Вот только ему кто‑то подсунул идею и настоял на ее воплощении — поместить пульсирующее сердце на самом носу бетонного катера. Может быть в этом проявилось старание угодить Генсеку. Медунов не раз рассказывал о том, что, когда заходил разговор с Брежневым о Новороссийске, он откидывал левый лацкан пиджака и, показывая рукой на сердце, говорил: «Вот он здесь у меня». Но обнаженное сердце вызывало неприятное чувство. Авторы явно перестарались в угодничестве. В том символе есть что‑то патологическое, вызывающее неприятие. Сердце никогда не обнажается, кроме как на операционном столе.

Памятник был сооружен в сжатые сроки, добротно, на века. Что же касается реализации генерального плана развития города, то несмотря на усердие строительных полков, он так и не был выполнен. Проложенный в это воемя водовод избавил город от постоянной доставки воды танкерами, но не разрешил полностью снабжение города питьевой водой, через некоторое время уже требовал капитального ремонта.

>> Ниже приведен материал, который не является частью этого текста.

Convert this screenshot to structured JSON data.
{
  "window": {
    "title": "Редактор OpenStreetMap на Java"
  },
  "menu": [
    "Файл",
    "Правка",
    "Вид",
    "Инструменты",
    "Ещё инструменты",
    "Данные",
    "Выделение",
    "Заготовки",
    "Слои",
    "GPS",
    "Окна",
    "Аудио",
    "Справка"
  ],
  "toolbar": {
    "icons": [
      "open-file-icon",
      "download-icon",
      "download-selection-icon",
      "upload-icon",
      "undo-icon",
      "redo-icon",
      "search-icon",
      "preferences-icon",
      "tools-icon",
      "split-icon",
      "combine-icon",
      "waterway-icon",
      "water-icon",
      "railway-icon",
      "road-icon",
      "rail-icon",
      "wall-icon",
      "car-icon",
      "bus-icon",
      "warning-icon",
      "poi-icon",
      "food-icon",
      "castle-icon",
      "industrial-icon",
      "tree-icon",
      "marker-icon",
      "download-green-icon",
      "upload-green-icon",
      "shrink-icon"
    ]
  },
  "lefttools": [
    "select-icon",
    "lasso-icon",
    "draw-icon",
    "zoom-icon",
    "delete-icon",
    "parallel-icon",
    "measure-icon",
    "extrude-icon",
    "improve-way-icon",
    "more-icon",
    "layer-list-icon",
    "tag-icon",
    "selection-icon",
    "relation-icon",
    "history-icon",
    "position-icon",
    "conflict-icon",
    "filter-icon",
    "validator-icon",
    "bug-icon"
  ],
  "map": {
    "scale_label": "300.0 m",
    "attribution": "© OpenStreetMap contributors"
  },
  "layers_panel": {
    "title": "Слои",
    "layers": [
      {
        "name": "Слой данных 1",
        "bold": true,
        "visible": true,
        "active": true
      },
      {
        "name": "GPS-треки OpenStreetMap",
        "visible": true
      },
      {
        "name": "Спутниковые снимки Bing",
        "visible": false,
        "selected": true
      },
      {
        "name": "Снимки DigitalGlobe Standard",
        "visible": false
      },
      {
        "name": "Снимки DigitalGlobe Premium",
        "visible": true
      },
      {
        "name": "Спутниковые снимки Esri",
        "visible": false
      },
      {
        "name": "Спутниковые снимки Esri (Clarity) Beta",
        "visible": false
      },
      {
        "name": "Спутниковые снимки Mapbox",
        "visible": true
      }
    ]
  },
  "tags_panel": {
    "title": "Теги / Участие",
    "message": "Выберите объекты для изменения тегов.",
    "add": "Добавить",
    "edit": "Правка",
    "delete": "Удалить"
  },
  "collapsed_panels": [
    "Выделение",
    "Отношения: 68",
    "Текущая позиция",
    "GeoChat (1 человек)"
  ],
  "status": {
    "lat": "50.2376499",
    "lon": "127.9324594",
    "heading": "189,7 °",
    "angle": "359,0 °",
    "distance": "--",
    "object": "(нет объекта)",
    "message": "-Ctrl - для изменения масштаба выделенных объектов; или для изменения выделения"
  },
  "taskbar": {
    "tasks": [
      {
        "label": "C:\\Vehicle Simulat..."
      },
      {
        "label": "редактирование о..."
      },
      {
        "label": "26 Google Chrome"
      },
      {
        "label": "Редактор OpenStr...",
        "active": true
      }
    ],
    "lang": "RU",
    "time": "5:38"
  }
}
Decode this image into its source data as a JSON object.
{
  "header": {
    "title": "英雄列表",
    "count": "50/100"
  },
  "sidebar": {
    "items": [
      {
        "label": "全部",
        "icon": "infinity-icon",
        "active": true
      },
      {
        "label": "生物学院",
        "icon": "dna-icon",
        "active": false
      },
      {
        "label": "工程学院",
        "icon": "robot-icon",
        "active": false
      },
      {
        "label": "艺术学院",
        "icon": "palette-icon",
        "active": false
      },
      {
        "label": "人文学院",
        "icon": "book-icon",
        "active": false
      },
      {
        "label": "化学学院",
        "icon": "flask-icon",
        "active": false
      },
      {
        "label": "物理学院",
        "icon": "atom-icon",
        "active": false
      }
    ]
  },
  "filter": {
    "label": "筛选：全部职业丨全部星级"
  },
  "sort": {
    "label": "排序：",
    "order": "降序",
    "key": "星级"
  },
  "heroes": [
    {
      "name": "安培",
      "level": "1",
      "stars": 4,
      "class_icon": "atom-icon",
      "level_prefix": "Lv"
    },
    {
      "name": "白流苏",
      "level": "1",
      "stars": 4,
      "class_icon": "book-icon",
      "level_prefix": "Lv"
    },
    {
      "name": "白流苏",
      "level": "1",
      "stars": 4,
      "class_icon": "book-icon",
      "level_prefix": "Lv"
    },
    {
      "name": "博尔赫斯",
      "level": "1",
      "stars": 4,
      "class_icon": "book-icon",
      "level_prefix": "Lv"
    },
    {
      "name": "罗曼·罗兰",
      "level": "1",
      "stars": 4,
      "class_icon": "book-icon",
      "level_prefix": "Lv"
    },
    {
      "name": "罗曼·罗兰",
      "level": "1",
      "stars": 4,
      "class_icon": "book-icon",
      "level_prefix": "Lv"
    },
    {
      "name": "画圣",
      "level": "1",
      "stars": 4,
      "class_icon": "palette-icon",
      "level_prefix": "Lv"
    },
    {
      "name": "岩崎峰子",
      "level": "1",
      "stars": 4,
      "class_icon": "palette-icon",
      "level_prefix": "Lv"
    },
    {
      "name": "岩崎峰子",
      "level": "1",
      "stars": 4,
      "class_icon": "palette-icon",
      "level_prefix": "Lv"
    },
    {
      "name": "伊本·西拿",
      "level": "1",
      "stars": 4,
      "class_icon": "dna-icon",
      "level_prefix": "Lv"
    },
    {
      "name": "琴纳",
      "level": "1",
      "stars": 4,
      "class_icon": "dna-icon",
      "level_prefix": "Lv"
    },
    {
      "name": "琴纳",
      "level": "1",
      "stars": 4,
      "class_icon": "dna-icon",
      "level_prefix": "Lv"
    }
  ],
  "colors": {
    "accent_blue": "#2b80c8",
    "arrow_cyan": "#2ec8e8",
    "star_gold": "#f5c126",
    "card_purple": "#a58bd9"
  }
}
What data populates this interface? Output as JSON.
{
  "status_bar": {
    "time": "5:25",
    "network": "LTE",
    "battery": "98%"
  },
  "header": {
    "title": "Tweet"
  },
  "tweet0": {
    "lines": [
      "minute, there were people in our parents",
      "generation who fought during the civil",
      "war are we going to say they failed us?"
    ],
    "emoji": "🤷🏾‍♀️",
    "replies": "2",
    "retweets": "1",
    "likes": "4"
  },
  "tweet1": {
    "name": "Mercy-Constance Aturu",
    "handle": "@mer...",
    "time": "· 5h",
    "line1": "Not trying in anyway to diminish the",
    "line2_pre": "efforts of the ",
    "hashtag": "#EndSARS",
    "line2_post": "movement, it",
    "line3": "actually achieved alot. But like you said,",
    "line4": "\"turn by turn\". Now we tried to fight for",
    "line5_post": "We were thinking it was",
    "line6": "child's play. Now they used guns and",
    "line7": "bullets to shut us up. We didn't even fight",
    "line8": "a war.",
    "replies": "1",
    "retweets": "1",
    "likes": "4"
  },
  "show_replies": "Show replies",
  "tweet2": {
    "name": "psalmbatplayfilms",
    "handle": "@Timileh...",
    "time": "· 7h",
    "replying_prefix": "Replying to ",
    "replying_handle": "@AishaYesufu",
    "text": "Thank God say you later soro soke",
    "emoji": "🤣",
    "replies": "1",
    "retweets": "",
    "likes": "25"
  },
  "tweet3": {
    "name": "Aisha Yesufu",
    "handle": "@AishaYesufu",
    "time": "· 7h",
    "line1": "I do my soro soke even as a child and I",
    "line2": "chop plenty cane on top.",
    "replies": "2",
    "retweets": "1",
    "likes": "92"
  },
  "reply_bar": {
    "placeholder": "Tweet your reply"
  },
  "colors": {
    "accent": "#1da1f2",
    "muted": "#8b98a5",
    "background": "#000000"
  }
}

Приехавший на Кубань на встречу с избирателями секретарь ЦК М. Зимянин, как депутат Верховного Совета СССР, тоже заявил о непременном посещении Новороссийска. Хотя он и отчитывался о своей депутатской деятельности, но его выступления были далеки от жизни избирателей. Он охотно и эмоционально говорил о глобальных проблемах в стране и в мире, подчеркивая при этом, что в общем‑то он учитель по профессии и знает и понимает заботы учительства, не вдаваясь в рассмотрение конкретных вопросов.